Alors qu’on pensait avoir enfin retrouvé la bande à Chester, ces derniers viennent de nous surprendre une fois de plus avec leur nouvelle galette intitulée “One More Light”, sortie le mois dernier. Après une heure d’écoute ( de souffrance ?), un seul mot me vient à l’esprit : Minable ! Cet album, dont Mike Shinoda chantait les louanges depuis deux ans, se retrouve être une insulte à tous les fans du groupe. Shinoda qui nous faisait lui même une analyse de l’état du Rock en 2014. Un Rock qui, selon lui,  avait perdu ses tripes. Cette dernière galette est une insulte à ses propres propos. on nous distille la même mixture pop générique sur chaque chanson. Pourquoi donc prendre le temps d’analyser un album qui respire la médiocrité et l’opportunisme ? On nous brandit encore la sacro-sainte excuse :  on expérimente de nouvelles choses.

…A ça !

Linkin Park est comme un amour de jeunesse qui a mal tourné . C’est le groupe qui nous a servi de pont vers le Métal. Mais, comme pour toute relation amoureuse, il est dangereux de renouer contact. Il  faut savoir dire adieu. Surtout quand nos chers amis nous souhaitent, eux aussi, une bonne continuation. Le doigt d’honneur qu’ils nous glissent au passage pour nous dire au revoir justifie à lui seul mon manque d’implication dans cette chronique.
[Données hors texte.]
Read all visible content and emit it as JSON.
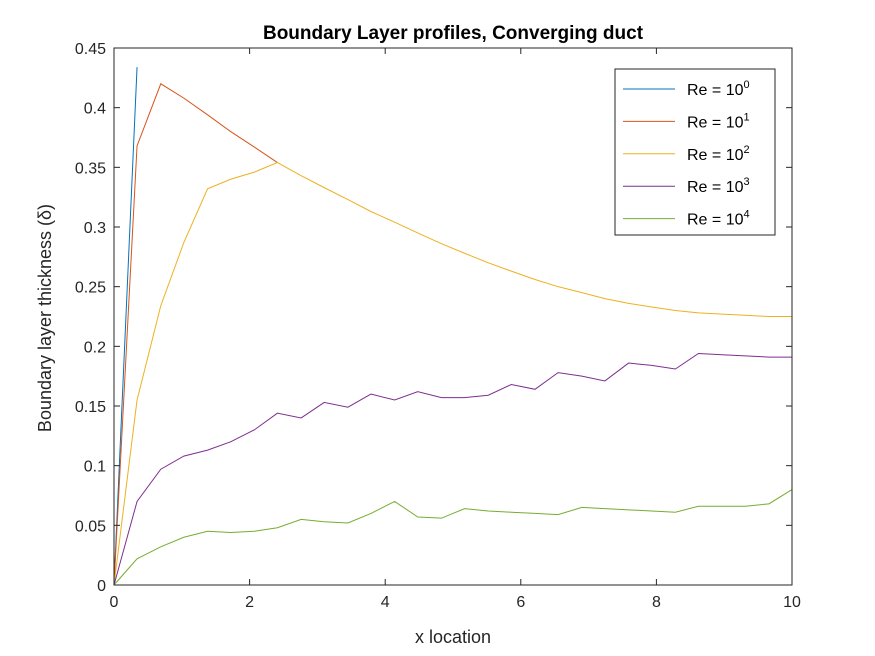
{
  "chart_data": {
    "type": "line",
    "title": "Boundary Layer profiles, Converging duct",
    "xlabel": "x location",
    "ylabel": "Boundary layer thickness (δ)",
    "xlim": [
      0,
      10
    ],
    "ylim": [
      0,
      0.45
    ],
    "xticks": [
      0,
      2,
      4,
      6,
      8,
      10
    ],
    "yticks": [
      0,
      0.05,
      0.1,
      0.15,
      0.2,
      0.25,
      0.3,
      0.35,
      0.4,
      0.45
    ],
    "grid": false,
    "legend_position": "top-right",
    "series": [
      {
        "name": "Re = 10",
        "exponent": "0",
        "color": "#0072BD",
        "x": [
          0,
          0.34
        ],
        "y": [
          0,
          0.434
        ]
      },
      {
        "name": "Re = 10",
        "exponent": "1",
        "color": "#D95319",
        "x": [
          0,
          0.34,
          0.69,
          1.03,
          1.38,
          1.72,
          2.07,
          2.41
        ],
        "y": [
          0,
          0.368,
          0.42,
          0.408,
          0.394,
          0.38,
          0.367,
          0.354
        ]
      },
      {
        "name": "Re = 10",
        "exponent": "2",
        "color": "#EDB120",
        "x": [
          0,
          0.34,
          0.69,
          1.03,
          1.38,
          1.72,
          2.07,
          2.41,
          2.76,
          3.1,
          3.45,
          3.79,
          4.14,
          4.48,
          4.83,
          5.17,
          5.52,
          5.86,
          6.21,
          6.55,
          6.9,
          7.24,
          7.59,
          7.93,
          8.28,
          8.62,
          8.97,
          9.31,
          9.66,
          10
        ],
        "y": [
          0,
          0.155,
          0.234,
          0.287,
          0.332,
          0.34,
          0.346,
          0.354,
          0.343,
          0.333,
          0.323,
          0.313,
          0.304,
          0.295,
          0.286,
          0.278,
          0.27,
          0.263,
          0.256,
          0.25,
          0.245,
          0.24,
          0.236,
          0.233,
          0.23,
          0.228,
          0.227,
          0.226,
          0.225,
          0.225
        ]
      },
      {
        "name": "Re = 10",
        "exponent": "3",
        "color": "#7E2F8E",
        "x": [
          0,
          0.34,
          0.69,
          1.03,
          1.38,
          1.72,
          2.07,
          2.41,
          2.76,
          3.1,
          3.45,
          3.79,
          4.14,
          4.48,
          4.83,
          5.17,
          5.52,
          5.86,
          6.21,
          6.55,
          6.9,
          7.24,
          7.59,
          7.93,
          8.28,
          8.62,
          8.97,
          9.31,
          9.66,
          10
        ],
        "y": [
          0,
          0.07,
          0.097,
          0.108,
          0.113,
          0.12,
          0.13,
          0.144,
          0.14,
          0.153,
          0.149,
          0.16,
          0.155,
          0.162,
          0.157,
          0.157,
          0.159,
          0.168,
          0.164,
          0.178,
          0.175,
          0.171,
          0.186,
          0.184,
          0.181,
          0.194,
          0.193,
          0.192,
          0.191,
          0.191
        ]
      },
      {
        "name": "Re = 10",
        "exponent": "4",
        "color": "#77AC30",
        "x": [
          0,
          0.34,
          0.69,
          1.03,
          1.38,
          1.72,
          2.07,
          2.41,
          2.76,
          3.1,
          3.45,
          3.79,
          4.14,
          4.48,
          4.83,
          5.17,
          5.52,
          5.86,
          6.21,
          6.55,
          6.9,
          7.24,
          7.59,
          7.93,
          8.28,
          8.62,
          8.97,
          9.31,
          9.66,
          10
        ],
        "y": [
          0,
          0.022,
          0.032,
          0.04,
          0.045,
          0.044,
          0.045,
          0.048,
          0.055,
          0.053,
          0.052,
          0.06,
          0.07,
          0.057,
          0.056,
          0.064,
          0.062,
          0.061,
          0.06,
          0.059,
          0.065,
          0.064,
          0.063,
          0.062,
          0.061,
          0.066,
          0.066,
          0.066,
          0.068,
          0.08
        ]
      }
    ]
  }
}
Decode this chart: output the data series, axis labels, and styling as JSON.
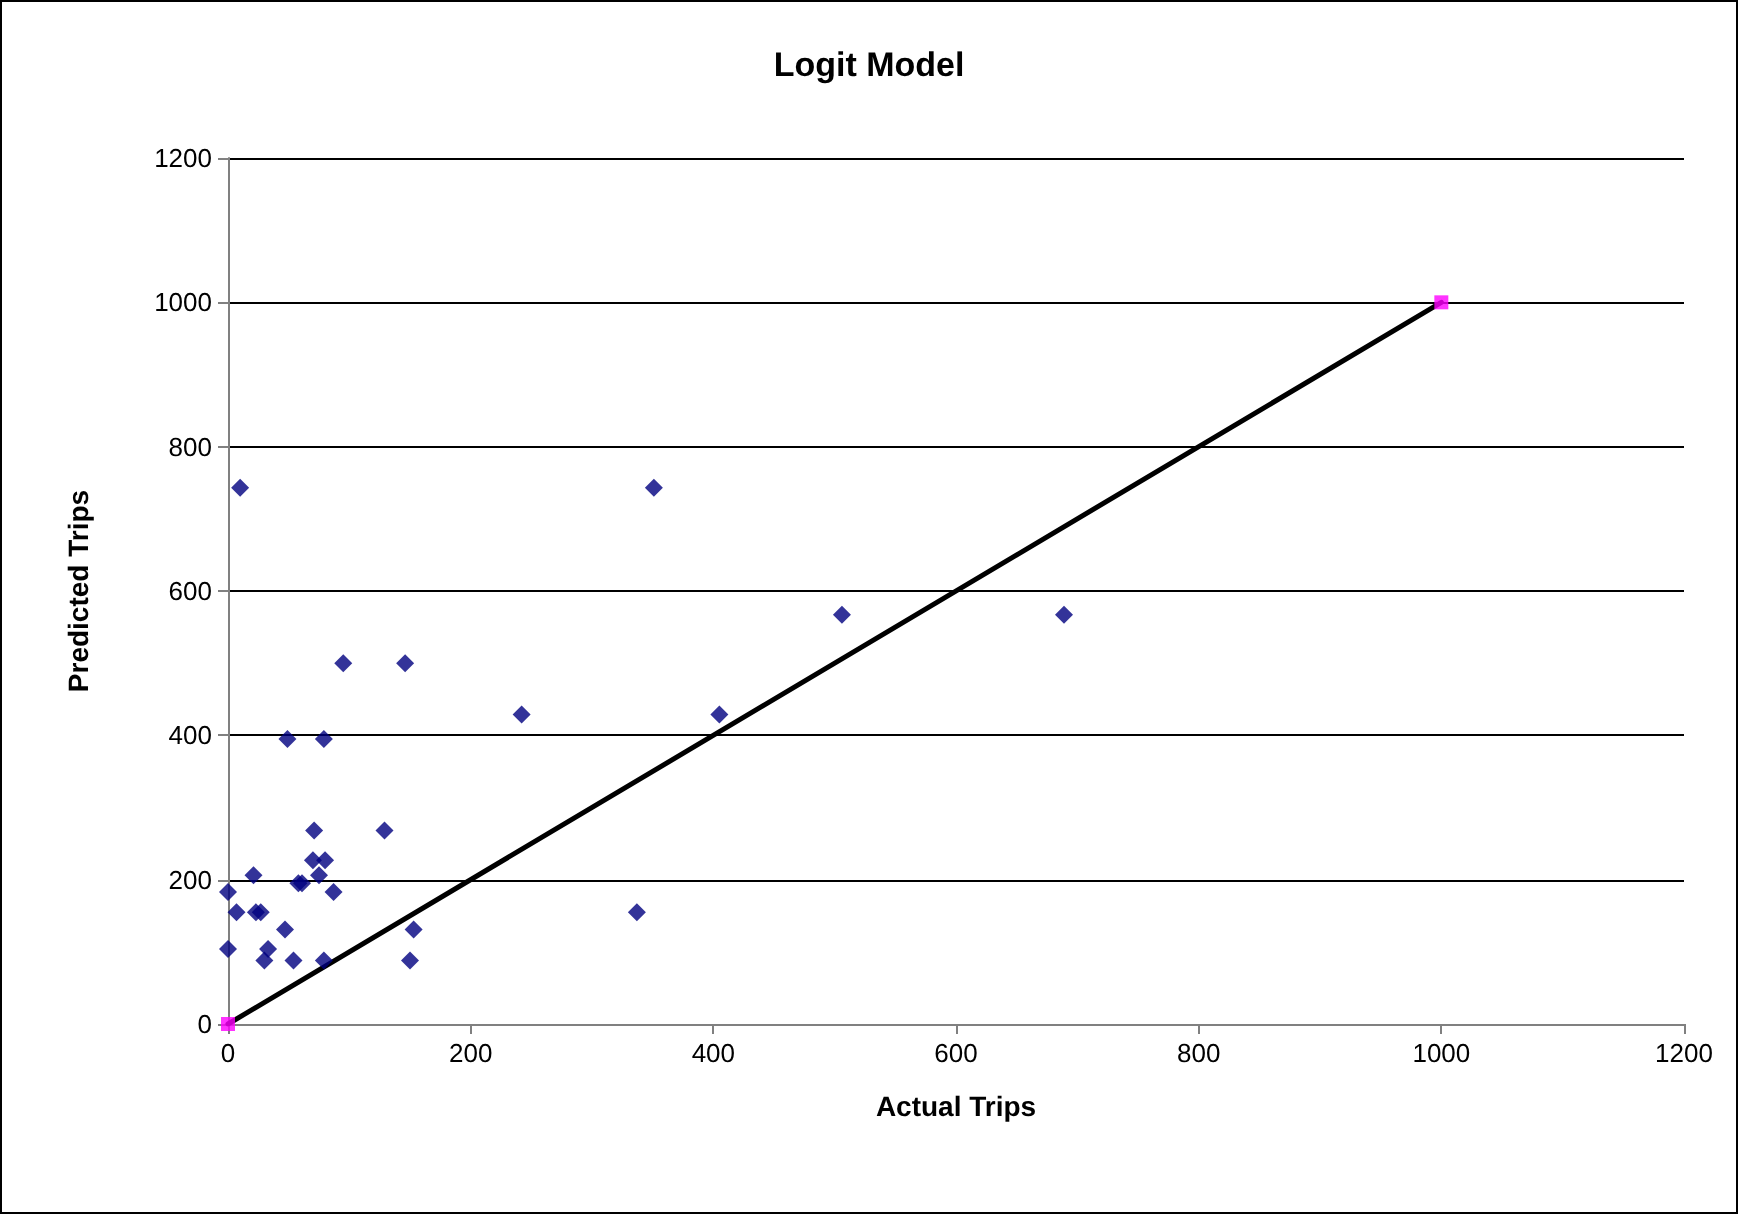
{
  "chart_data": {
    "type": "scatter",
    "title": "Logit Model",
    "xlabel": "Actual Trips",
    "ylabel": "Predicted Trips",
    "xlim": [
      0,
      1200
    ],
    "xticks": [
      0,
      200,
      400,
      600,
      800,
      1000,
      1200
    ],
    "ylim": [
      0,
      1200
    ],
    "yticks": [
      0,
      200,
      400,
      600,
      800,
      1000,
      1200
    ],
    "grid": "y",
    "marker": "diamond",
    "series": [
      {
        "color": "#000080",
        "x": [
          10,
          95,
          146,
          242,
          49,
          79,
          71,
          129,
          21,
          0,
          70,
          80,
          75,
          58,
          61,
          87,
          7,
          23,
          27,
          47,
          153,
          0,
          33,
          30,
          54,
          79,
          150,
          351,
          405,
          506,
          689,
          337
        ],
        "values": [
          743,
          500,
          500,
          429,
          395,
          395,
          268,
          268,
          206,
          183,
          227,
          227,
          206,
          195,
          195,
          183,
          155,
          155,
          155,
          131,
          131,
          104,
          104,
          88,
          88,
          88,
          88,
          743,
          429,
          567,
          567,
          155
        ]
      },
      {
        "type": "line",
        "color": "#000000",
        "marker": "none",
        "line_style": "solid",
        "x": [
          0,
          1000
        ],
        "values": [
          0,
          1000
        ]
      },
      {
        "type": "scatter",
        "color": "#ff00ff",
        "marker": "square",
        "x": [
          0,
          1000
        ],
        "values": [
          0,
          1000
        ]
      }
    ]
  }
}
NB :  Cet article a été rédigé avant la mort tragique de Chester Bennington. Pour autant, je ne changerai pas ma critique sur cette chronique. L’hypocrisie n’est pas mon truc. Je voulais cependant rendre hommage à celui qui a bercé mon adolescence et ma vie de jeune adulte avec la musique qui reflète le mieux le talent d’un chanteur parti beaucoup trop tôt.

On termine sur une note positive. Adieu Chester ! J’espère que tu trouveras le repos que tu mérites.